Nasza rzeczywistość jest tak bardzo wielowymiarowa, że nie sposób jej określić jednym słowem, uczuciem, myślą. Biega we wszystkie strony i pozwala na to, żeby zawsze osiągnąć pełne skupienie na oczywistym stanie szczęścia. Trochę wysiłku i już staje przed nami oczekiwane od dawna spełnienie i uzewnętrznienie wszystkich naszych potrzeb i marzeń.

Pełna satysfakcja w życiu zależy przede wszystkim od nas samych. Dasz, to otrzymasz. – Więc się Max bardziej staraj!

Chodzę, znów się przyglądam i zewsząd słyszę: „Ja w Boga nie wierzę” – A cóż to znaczy?
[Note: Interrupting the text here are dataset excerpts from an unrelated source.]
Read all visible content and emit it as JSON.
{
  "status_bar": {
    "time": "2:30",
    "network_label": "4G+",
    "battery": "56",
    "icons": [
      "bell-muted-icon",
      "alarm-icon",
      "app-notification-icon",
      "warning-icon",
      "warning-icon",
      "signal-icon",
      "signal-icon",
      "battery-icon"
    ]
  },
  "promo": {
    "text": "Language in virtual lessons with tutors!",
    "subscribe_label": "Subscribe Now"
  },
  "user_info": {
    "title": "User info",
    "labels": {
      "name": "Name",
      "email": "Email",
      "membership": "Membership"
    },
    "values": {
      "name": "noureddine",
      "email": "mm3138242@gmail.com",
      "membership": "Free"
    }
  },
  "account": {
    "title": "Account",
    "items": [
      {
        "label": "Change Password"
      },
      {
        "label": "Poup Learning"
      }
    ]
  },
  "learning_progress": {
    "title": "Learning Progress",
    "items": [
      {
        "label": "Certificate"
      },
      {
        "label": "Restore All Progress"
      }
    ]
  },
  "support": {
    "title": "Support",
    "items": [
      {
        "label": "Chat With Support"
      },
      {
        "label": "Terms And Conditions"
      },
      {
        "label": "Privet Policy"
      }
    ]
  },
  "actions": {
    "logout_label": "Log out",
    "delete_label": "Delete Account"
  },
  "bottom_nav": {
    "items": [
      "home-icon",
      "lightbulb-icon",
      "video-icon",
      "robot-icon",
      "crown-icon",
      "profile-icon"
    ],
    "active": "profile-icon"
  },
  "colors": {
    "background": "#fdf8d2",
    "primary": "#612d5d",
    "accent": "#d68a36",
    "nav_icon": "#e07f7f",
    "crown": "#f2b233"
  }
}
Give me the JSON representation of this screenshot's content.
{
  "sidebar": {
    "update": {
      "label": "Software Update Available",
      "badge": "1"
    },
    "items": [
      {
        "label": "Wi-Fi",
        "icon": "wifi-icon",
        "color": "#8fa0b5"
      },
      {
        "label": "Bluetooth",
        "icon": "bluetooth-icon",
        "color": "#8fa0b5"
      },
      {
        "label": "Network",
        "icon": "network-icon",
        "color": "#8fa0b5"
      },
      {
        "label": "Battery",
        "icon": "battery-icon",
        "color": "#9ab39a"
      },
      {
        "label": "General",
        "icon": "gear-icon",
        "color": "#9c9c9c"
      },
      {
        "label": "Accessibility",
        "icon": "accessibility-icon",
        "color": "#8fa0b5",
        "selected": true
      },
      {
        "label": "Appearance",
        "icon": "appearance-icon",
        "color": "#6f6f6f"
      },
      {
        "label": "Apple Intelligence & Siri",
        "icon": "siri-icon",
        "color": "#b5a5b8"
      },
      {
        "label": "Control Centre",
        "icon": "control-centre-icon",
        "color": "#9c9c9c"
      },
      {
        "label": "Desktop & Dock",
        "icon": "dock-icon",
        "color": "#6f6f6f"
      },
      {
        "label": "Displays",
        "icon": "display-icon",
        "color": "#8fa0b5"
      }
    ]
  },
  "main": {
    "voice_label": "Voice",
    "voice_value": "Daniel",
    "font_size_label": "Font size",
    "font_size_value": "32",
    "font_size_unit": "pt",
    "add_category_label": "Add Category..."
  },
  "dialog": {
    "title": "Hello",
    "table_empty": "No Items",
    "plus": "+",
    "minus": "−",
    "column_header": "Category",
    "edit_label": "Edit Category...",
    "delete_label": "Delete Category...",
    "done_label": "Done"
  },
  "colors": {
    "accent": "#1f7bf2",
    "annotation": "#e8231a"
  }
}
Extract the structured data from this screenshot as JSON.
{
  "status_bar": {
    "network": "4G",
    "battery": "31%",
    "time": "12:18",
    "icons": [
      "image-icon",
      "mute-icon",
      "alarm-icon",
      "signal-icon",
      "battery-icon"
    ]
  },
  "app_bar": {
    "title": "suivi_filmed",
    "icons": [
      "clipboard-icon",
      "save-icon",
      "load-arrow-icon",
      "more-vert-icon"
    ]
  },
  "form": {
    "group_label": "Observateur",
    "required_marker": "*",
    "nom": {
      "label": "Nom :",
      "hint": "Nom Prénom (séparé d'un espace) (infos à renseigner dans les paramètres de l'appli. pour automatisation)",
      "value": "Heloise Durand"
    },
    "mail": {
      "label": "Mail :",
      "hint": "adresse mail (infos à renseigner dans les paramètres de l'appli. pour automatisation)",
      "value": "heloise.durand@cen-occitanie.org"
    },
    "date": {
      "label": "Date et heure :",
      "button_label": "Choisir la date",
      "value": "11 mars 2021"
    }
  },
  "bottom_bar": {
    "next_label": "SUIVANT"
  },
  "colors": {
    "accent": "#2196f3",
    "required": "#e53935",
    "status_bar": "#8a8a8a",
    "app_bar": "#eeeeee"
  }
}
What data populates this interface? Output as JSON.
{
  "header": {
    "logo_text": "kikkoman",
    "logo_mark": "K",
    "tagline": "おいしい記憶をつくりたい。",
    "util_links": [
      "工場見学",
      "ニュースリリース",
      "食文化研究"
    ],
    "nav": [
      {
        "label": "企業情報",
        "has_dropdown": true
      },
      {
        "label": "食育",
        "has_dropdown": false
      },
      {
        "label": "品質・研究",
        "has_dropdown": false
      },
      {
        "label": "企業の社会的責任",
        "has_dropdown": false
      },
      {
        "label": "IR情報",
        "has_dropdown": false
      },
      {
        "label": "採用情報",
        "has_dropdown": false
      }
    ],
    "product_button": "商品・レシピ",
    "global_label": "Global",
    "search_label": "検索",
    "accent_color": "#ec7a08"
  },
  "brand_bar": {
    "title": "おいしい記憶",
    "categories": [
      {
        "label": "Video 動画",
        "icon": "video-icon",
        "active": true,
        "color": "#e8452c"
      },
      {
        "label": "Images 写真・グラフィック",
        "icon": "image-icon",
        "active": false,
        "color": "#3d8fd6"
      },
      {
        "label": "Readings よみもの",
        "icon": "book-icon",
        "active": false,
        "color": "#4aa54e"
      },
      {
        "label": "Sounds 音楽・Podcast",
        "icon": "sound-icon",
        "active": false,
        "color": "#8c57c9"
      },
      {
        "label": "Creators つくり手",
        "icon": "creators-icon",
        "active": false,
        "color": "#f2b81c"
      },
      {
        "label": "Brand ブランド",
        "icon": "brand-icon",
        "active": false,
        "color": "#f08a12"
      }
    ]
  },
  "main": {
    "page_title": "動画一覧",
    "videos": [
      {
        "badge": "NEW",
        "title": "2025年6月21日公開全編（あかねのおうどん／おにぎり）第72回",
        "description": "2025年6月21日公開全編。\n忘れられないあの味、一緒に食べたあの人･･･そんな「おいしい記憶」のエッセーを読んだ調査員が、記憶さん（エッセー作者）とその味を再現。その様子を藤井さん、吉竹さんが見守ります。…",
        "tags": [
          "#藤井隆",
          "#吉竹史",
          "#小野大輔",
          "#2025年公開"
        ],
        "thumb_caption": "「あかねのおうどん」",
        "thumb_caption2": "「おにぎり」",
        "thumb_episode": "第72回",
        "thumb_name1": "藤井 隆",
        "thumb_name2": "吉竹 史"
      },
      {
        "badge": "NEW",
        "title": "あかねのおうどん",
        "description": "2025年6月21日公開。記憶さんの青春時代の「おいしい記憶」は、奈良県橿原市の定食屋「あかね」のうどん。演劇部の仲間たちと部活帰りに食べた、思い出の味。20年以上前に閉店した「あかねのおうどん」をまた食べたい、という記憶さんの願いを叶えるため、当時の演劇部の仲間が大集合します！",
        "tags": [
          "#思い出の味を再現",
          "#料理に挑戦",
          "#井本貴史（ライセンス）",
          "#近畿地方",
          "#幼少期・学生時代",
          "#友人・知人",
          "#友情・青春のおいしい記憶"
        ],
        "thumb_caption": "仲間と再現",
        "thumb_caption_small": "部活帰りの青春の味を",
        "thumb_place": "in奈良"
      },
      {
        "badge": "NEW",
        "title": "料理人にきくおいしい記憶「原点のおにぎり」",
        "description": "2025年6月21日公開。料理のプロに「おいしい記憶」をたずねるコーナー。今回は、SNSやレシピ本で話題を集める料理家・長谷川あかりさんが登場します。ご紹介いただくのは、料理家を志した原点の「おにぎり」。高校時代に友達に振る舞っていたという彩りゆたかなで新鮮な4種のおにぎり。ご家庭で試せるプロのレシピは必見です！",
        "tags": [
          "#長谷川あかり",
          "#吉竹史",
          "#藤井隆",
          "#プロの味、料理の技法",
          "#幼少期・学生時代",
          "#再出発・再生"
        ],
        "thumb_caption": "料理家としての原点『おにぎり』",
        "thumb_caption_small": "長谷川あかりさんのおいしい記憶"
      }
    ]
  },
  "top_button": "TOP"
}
Bóg, to przecież mój umysł, moja dusza, moje serce.– Jak więc mam nie wierzyć w samego siebie?

Wszystkie ludzkie związki i wzajemne relacje odzwierciedlają nasze indywidualne potrzeby. – Patrząc pod tym kątem rozmyślam, jakie związki tworzyłem do tej pory. No cóż, były one raczej toksyczne. – Tutaj muszę się zatrzymać i szczerze ze sobą pogadać. Właściwie, o co mi chodzi? Czy jak tkwię w jakiejś toksykologii, która mnie wyczerpuje i nie daje satysfakcji? Tkwię w niej, bo jedynie to znam. – Moi rodzice wiecznie się kłócili, nie było dnia, żeby w domu panował spokój. Każde z nich miało dość silną, apodyktyczną osobowość. Natomiast ja, co ja? – Ja nie jestem apodyktyczny, natomiast osobowość mam silną. – Jeżeli tak, to genialnie poradzę sobie z moimi kretyńskimi zachowaniami trzymania się tych starych schematów i zachowań, które wyniosłem z domu rodzinnego. Może wtedy moje związki będą pełne dobrej energii, oczyszczonej ze wszystkich debilnych złogów przeszłości. – Chyba zacznę przyglądać się ludziom na nowo, rzucę świeżą perspektywę na moje podejście do życia i wszystkich relacji, które tworzę. Przecież to ja decyduję, co robię i moje wszystkie wybory zależą tylko ode mnie. Tak, więc zaczynam pracę nad oczyszczaniem terenu.

* * *

– Cześć, co porabiasz?

– Piszę.

– Co piszesz?

– Moją nową książkę.

– A co z poprzednią?

– Niebawem będzie na rynku.

– Wiesz, milczysz, to postanowiłem zadzwonić.

– Jak piszę, to nie gadam, te dwie czynności wykluczają się wzajemnie.

Wpadnij do Centrum Sztuki w piątek. Jest spotkanie z tym aktorem, który gra w filmikach dla mas. Wiesz, będzie okazja, żeby później gdzieś wyskoczyć i mądrze pogadać.

– Czy mądrze, to się dopiero okaże. Ale będę, bo dawno was wszystkich nie widziałem.

Czasami mam wrażenie, jakby mój umysł działał z drugiego planu. – Cały świat sobie, a ja sobie.